Police block streets in downtown Quito, Ecuador, during a march to mark the International Women’s Day, March 8, 2022.
© 2022 AP Photo/Dolores Ochoa
(New York) – Ecuadorean police responded to peaceful demonstrations commemorating International Women’s Day on March 8, 2022, with excessive force, including striking a journalist with a club and indiscriminate use of teargas and pepper spray, Human Rights Watch said today.
On March 8, hundreds of women took to the streets, calling on the authorities to protect and guarantee their rights. They aimed to raise awareness about gender-based violence in the country, which has resulted in 28 cases of femicide so far in 2022, according to the women’s rights organization Aldea. Demonstrators also said that President Guillermo Lasso should approve a law passed by Congress in February that would guarantee access to abortion for rape victims.
“President Lasso said on March 8 that his government is working to ensure the well-being of women and a more fair and equal society,” said Tamara Taraciuk Broner, acting Americas director at Human Rights Watch. “He should start by ensuring accountability for police abuses during the International Women’s Day marches.”
On March 15, Lasso partially vetoed the abortion law and sent it back to Congress, which has 30 days to consider his proposed amendments narrowing its scope. The presidential veto undermines the work done by the Constitutional Court and the Ombudsperson’s Office, and the vote by a majority of the National Assembly, to allow Ecuadorean women and girls to reclaim their own lives after the trauma of sexual assault.
The National Assembly should uphold its commitment to protecting women and girls by maintaining the current text with no changes, Human Rights Watch said.
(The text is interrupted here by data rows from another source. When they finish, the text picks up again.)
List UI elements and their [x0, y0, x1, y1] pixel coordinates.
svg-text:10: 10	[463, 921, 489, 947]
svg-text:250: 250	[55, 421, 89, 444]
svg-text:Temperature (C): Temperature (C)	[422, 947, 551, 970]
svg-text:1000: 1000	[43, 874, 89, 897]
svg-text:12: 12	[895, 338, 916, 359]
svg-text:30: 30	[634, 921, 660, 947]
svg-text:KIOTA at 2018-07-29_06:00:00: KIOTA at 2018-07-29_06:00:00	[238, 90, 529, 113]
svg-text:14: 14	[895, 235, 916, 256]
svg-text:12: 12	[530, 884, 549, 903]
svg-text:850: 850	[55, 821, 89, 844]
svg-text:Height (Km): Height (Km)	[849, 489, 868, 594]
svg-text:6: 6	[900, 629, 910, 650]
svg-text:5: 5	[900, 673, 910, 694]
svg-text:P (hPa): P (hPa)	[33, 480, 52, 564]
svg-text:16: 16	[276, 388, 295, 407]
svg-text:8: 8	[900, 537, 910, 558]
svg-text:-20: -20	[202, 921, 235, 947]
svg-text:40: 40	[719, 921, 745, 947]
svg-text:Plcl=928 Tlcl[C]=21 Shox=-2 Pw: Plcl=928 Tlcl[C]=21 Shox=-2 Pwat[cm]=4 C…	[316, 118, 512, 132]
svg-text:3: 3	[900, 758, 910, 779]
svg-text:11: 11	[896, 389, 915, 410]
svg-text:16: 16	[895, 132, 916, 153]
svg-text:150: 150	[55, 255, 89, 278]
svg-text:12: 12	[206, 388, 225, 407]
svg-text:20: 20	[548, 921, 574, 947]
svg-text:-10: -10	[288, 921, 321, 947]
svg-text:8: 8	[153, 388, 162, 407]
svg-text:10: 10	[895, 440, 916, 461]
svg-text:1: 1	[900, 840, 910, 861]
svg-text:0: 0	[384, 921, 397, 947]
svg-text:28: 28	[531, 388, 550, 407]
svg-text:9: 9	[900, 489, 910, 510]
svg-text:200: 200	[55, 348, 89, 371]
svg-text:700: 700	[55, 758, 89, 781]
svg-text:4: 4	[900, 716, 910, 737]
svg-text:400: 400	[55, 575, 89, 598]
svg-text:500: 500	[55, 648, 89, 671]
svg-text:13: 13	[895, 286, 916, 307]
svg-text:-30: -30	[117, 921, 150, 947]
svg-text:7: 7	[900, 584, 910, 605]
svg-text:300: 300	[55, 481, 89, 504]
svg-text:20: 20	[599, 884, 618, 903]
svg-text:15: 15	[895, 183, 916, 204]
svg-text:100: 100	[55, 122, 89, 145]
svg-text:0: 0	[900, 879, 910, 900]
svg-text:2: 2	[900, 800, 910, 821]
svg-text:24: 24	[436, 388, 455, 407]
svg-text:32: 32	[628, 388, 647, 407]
Human Rights Watch verified over a dozen social media posts and videos from Quito and Guayaquil that were published on Twitter, Instagram, and Youtube on March 8. Some of these show police using teargas and pepper spray against women protesters, or protesters reacting to their use. Others show police using pressurized liquid to disperse protesters. Some media outlets published similar reports, and reported police hitting protesters.
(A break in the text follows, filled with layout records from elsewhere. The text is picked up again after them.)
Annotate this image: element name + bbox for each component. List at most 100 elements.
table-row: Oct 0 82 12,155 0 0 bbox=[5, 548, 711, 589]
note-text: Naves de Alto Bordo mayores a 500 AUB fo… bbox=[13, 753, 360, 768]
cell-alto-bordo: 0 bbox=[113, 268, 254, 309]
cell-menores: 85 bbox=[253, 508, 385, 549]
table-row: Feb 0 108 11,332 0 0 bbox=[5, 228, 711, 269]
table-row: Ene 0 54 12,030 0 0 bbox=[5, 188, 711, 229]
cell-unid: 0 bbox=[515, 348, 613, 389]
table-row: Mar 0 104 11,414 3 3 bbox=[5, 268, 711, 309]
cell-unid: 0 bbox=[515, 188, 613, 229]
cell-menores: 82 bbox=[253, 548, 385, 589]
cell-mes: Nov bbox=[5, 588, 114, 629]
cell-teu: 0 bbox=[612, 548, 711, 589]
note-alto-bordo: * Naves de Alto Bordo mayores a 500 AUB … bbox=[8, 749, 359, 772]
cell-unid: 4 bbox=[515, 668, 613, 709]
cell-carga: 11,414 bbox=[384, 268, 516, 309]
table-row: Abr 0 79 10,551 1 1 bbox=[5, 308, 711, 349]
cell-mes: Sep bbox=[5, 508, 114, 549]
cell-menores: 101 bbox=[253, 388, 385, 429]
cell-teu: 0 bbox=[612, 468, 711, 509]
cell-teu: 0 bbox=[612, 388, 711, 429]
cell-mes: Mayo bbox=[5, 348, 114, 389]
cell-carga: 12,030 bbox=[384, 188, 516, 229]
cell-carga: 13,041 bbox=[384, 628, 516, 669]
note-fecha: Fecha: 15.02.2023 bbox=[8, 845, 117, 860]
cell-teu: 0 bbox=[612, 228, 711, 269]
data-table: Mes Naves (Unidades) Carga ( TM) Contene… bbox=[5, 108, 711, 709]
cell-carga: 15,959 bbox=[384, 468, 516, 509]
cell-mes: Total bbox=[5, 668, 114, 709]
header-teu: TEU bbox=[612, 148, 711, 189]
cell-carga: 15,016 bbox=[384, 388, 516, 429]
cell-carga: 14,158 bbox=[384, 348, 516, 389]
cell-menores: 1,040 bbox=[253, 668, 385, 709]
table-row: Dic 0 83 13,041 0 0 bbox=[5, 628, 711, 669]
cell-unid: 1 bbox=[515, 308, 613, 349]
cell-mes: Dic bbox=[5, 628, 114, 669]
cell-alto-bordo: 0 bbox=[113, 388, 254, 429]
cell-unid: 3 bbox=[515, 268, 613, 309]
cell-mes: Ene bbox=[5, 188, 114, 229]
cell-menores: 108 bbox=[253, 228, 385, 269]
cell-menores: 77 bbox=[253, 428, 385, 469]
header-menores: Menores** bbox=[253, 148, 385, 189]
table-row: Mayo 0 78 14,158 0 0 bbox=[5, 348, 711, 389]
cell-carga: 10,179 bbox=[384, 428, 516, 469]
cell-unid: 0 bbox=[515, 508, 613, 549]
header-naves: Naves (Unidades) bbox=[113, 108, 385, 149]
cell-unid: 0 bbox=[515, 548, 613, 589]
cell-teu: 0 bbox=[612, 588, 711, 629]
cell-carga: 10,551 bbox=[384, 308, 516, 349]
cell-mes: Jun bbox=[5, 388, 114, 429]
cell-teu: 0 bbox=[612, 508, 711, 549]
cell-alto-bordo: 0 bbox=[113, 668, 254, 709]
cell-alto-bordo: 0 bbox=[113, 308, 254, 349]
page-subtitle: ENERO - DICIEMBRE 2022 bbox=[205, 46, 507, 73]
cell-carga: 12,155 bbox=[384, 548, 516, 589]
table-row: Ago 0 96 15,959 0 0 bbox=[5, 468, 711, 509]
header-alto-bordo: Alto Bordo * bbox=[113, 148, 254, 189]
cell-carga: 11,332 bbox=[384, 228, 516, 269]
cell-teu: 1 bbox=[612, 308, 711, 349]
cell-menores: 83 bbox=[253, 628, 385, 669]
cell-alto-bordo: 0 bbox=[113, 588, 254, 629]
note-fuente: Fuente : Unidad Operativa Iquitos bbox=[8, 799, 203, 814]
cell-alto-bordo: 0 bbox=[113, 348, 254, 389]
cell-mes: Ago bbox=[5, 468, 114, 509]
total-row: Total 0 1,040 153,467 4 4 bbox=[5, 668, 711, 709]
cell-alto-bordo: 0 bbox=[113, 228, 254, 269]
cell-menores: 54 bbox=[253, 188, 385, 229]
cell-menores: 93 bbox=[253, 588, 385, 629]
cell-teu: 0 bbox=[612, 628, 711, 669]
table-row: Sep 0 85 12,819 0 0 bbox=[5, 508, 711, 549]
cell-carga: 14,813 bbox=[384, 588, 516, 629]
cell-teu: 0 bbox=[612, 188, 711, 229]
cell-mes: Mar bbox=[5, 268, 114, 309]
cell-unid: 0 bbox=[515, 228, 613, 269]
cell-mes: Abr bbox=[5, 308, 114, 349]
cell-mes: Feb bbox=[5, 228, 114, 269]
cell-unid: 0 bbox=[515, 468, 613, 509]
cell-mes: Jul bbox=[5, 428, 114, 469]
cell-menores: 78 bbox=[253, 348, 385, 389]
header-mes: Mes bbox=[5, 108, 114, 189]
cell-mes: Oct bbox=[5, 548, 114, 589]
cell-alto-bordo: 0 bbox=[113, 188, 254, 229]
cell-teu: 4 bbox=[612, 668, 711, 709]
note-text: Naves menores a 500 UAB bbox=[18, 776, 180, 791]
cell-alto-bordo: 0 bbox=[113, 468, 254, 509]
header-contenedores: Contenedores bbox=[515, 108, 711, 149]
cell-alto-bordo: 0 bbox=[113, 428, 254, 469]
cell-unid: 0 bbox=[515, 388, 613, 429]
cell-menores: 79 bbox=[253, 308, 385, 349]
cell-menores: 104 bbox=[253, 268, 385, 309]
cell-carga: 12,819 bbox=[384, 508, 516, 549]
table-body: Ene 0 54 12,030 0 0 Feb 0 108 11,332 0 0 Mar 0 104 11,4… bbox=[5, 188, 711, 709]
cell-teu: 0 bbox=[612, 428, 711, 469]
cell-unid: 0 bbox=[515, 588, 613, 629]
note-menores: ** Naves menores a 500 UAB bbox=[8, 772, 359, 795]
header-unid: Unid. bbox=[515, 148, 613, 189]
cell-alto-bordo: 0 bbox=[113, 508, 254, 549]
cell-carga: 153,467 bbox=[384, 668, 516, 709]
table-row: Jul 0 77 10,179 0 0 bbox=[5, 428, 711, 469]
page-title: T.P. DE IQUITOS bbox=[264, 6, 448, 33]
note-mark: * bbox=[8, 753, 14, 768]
In Quito, Viviana Erazo, a journalist from the digital media outlet Wambra, was covering the protest when, she said, a police officer cornered and struck her with a club. She told Human Rights Watch she was then hit with pepper spray as she attempted to move away. Erazo recorded the whole incident, which was posted on the media outlet’s Twitter account.
These allegations match a video posted on Instagram in which Erazo is standing on a street corner recording the march with her phone, when a police officer strikes her on the back with a club. Seconds later, she appears to react to pepper spray, the sound of which can be heard in the media posting.
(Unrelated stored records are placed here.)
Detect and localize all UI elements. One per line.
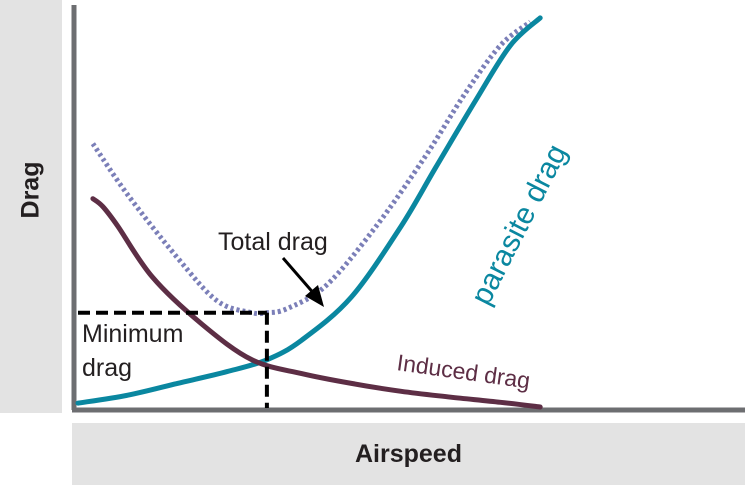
minimum-drag-line-1: Minimum [82,320,183,348]
minimum-drag-line-2: drag [82,354,132,382]
parasite-drag-curve [75,15,543,406]
axes [71,5,745,413]
total-drag-arrow-head [305,285,324,307]
total-drag-arrow-shaft [281,257,318,297]
parasite-drag-label: parasite drag [465,139,574,310]
x-axis-label-band [72,423,745,485]
series-layer [75,15,543,410]
minimum-drag-guides [78,310,269,408]
annotation-layer: Total drag Minimum drag parasite drag In… [82,139,574,393]
total-drag-curve [90,19,532,317]
minimum-drag-annotation: Minimum drag [82,320,190,382]
induced-drag-label: Induced drag [395,349,532,393]
total-drag-annotation: Total drag [218,228,328,256]
induced-drag-curve [90,196,543,410]
y-axis-label-band [0,0,62,413]
x-axis-label: Airspeed [355,440,462,468]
In another case, a woman posted an allegation on Twitter that the police had hit her and her 23-year-old daughter and used pepper spray on them. She posted a photo of a bruise on the left side of her back and told a media outlet that she had been hit on the back while she was trying to protect her daughter from the police, who were throwing gas.
Another video from Quito shows police shooting pressurized liquid at protesters standing a few meters away from them. This matches the photo of a police officer carrying the pressurized tank. The pressure causes a stinging sensation.
In Guayaquil, Valeska Chiriboga, an activist who attended the rally, told Human Rights Watch that the police used gas against protesters. She said that more than 40 women who had participated had symptoms such as vomiting, itching, and burning eyes.
In both cities, the reason why the police restricted the marches was not immediately clear. Human Rights Watch verified news reports and videos posted on social media showing police officers with shields, horses, and motorcycles blocking streets in downtown Quito to stop protesters from reaching the main square in front of the presidential palace. The police told marchers that they could not enter the square, referring to it as a “restricted area.”
In Guayaquil, police told activists they were blocking the streets, and women’s rights activists told Human Rights Watch and the media that the police kept them from moving forward, though the activists said local authorities had authorized the march. The women were later allowed to continue with their programmed events using modified routes and locations.
The national human rights secretary, Bernarda Ordóñez, said that she stood in solidarity with women, denounced the incidents, and called for investigations. No other officials criticized the police for excessive use of force.
Excessive and indiscriminate use of force by Ecuadorean security forces is not new. After protests erupted on October 3, 2019, Ecuador’s police used indiscriminate force, including firing teargas directly at protesters and at close range, causing eye injuries, or in enclosed spaces, causing asphyxiation. On May 14, 2020, police in Guayaquil used excessive force, beating and injuring peaceful demonstrators protesting the government’s handling of the Covid-19 pandemic.
Ecuador needs a law regulating the legal, proportional, adequate, and necessary use of force based on international human rights standards, Human Rights Watch said. Such a law should comply with criteria laid out in a Constitutional Court ruling adopted in May 6, 2021.
Under international human rights law, the authorities should only restrict peaceful assemblies when such restrictions are necessary and proportionate, and the least restrictive means to achieve a legitimate goal. Regardless of whether authorities deem protests unlawful, they should not use force to disperse them, but only as a last resort in response to a genuine threat.